From Elly Griffiths’ time-travel series to occult expert Per Faxneld’s debut novel, there’s plenty of thrilling reading on the horizon this spring, notes Lotta Olsson.
It’s always a gamble when you pick up a new book. You never quite know what you’re going to gain, even if it’s by an author you’ve enjoyed before. It doesn’t necessarily have to be good. It’s often said the second book is the hardest for an author, but it’s not always easy for us readers either.
Björndråparen, Johanna Holmström’s follow-up to Vargens unge (2024), will be released in April, and in March, Inger Scharis will publish Dödsmässa, the sequel to 2025’s Åtel. Already in February, readers can look forward to Dödlig tid, the second installment in Elly Griffiths’ time-travel series, which initially sounded unusual but surprisingly proved to be quite enjoyable in De fastfrusna (2025). It’s a bit nerve-wracking. What if it was just the initial idea that worked? But still, you have to see what happens.
Other releases are more reliable bets, like Anna Jansson’s twenty-seventh (!) Maria Wern detective novel, coming in February. Minnet av en mardröm is set in a sleep clinic, which sounds promising. Sleepless victims, perhaps? Norwegian author Anne Holt is taking a different approach, announcing that Diamanter och rost, due in April, will be the final book in the Hanne Wilhelmsen police series. A shame, as the previous installment, Tolv otämjda hästar (2024), was one of the best in the series.
Where did her best friend move?
A welcome return to the mystery genre is Ingrid Hedström, the former Europe correspondent, who has written a number of worthwhile detective novels. It’s been eight years since her last, but in April comes Vännen från Berlin, where Swedish Kerstin tries to find out more about what happened when she ended up in one of Stasi’s prisons in Berlin as a young woman. Who betrayed her? Where did her best friend go?

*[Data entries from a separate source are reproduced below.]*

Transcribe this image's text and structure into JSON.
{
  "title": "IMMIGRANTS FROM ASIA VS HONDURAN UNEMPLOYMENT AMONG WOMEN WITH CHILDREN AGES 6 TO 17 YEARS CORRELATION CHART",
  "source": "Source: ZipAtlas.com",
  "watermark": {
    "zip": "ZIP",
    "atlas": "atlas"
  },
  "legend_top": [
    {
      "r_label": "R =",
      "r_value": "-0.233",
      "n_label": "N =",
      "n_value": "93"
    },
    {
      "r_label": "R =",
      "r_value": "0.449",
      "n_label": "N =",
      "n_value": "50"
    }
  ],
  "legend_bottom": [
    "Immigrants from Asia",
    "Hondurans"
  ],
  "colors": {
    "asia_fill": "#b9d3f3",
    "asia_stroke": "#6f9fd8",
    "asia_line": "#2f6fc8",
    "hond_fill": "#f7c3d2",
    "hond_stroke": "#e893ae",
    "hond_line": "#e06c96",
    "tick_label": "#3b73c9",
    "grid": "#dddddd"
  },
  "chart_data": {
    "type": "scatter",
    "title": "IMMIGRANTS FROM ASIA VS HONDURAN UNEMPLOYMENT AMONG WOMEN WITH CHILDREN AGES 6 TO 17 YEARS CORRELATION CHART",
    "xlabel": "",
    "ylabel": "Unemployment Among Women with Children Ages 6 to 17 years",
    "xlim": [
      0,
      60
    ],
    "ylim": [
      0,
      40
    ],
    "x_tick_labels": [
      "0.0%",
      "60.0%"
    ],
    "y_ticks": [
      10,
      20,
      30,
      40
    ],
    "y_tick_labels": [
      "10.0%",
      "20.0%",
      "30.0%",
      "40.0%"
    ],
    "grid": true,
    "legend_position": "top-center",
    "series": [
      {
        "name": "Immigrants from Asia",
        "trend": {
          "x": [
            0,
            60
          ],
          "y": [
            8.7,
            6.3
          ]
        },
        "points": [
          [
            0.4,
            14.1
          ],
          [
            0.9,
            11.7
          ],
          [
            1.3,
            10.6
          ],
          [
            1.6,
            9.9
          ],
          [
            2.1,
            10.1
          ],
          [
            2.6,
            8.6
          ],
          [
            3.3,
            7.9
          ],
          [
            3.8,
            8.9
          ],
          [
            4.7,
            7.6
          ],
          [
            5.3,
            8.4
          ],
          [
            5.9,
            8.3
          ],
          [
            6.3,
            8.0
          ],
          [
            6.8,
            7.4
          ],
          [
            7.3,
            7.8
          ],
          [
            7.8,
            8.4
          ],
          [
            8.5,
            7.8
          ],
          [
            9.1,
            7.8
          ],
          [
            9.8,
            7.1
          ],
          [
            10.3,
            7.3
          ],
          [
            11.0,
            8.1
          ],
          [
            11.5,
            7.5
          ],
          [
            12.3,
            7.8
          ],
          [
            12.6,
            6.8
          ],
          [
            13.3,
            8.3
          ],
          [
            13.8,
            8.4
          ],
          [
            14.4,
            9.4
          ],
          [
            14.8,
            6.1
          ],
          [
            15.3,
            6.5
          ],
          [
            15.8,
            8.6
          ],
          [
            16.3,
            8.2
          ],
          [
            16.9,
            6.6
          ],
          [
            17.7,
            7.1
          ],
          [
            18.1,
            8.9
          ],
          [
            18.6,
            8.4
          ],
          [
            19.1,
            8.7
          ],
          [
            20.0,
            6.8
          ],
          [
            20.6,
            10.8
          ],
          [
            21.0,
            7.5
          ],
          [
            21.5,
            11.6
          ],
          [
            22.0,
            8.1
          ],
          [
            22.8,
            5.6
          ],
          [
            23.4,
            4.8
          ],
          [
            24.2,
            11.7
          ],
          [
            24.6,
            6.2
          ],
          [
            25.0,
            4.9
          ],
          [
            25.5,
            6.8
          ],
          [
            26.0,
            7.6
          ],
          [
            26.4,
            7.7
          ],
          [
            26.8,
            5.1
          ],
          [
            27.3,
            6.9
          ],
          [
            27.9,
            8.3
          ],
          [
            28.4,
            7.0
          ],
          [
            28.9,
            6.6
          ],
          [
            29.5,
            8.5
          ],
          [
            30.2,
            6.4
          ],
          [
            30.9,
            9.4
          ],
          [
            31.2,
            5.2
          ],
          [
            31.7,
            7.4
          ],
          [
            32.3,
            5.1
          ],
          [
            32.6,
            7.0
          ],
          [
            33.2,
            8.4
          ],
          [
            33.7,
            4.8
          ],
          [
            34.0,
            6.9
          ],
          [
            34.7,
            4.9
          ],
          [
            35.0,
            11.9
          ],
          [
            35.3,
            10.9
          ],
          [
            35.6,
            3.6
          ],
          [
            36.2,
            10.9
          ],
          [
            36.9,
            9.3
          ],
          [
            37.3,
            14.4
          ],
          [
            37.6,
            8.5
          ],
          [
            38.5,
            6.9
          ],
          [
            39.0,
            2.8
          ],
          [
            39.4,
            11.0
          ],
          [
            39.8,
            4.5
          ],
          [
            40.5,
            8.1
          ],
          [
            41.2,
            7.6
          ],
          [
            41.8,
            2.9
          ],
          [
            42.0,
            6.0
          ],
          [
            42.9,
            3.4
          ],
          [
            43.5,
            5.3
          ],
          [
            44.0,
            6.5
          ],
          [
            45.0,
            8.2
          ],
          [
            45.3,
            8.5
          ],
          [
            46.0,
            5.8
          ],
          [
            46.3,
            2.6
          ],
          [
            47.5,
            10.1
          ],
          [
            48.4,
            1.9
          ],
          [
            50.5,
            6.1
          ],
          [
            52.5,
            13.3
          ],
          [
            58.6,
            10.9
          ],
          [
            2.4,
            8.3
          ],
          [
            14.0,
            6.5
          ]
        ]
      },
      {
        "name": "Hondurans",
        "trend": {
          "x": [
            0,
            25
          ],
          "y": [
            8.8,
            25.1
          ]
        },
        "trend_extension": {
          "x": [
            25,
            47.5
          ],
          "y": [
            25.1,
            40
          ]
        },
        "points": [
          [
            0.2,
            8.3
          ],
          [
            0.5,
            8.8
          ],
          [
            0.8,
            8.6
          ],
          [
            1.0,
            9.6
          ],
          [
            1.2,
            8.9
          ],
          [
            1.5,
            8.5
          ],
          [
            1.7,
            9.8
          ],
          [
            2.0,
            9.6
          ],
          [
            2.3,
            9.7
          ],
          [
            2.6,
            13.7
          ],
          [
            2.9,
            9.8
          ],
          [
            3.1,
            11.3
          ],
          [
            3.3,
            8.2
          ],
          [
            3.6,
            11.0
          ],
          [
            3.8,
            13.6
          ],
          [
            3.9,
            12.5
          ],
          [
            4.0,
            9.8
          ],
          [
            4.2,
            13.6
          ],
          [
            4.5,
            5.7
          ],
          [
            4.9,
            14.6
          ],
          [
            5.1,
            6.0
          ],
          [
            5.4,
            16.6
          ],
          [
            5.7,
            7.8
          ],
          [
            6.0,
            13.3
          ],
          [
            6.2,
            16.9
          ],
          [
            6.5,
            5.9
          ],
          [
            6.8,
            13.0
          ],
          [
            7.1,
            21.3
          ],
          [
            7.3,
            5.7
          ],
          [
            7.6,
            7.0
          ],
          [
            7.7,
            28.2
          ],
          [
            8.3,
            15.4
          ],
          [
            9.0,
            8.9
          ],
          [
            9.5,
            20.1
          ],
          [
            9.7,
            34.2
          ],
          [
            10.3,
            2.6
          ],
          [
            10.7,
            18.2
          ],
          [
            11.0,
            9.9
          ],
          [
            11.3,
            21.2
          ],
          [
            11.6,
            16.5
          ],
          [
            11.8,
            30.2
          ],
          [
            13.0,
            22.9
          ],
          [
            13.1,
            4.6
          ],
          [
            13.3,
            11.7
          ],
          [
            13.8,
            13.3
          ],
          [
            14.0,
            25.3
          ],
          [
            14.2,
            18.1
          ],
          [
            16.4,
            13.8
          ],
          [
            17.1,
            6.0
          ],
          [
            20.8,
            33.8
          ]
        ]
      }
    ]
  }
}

Many of the major names are releasing new books, but the most exciting are, of course, the newcomers. I’ll be keeping an eye out for British author Ross Montgomery’s historical mystery Mordet vid World’s End (April) and Canadian Marcus Kliewer’s vaguely unsettling Vi brukade bo här (March). Occultism expert Per Faxneld, a professor of religious studies, is making his novel debut with Tre varv motsols. More horror than mystery, probably. But it’s still the suspense you’re after.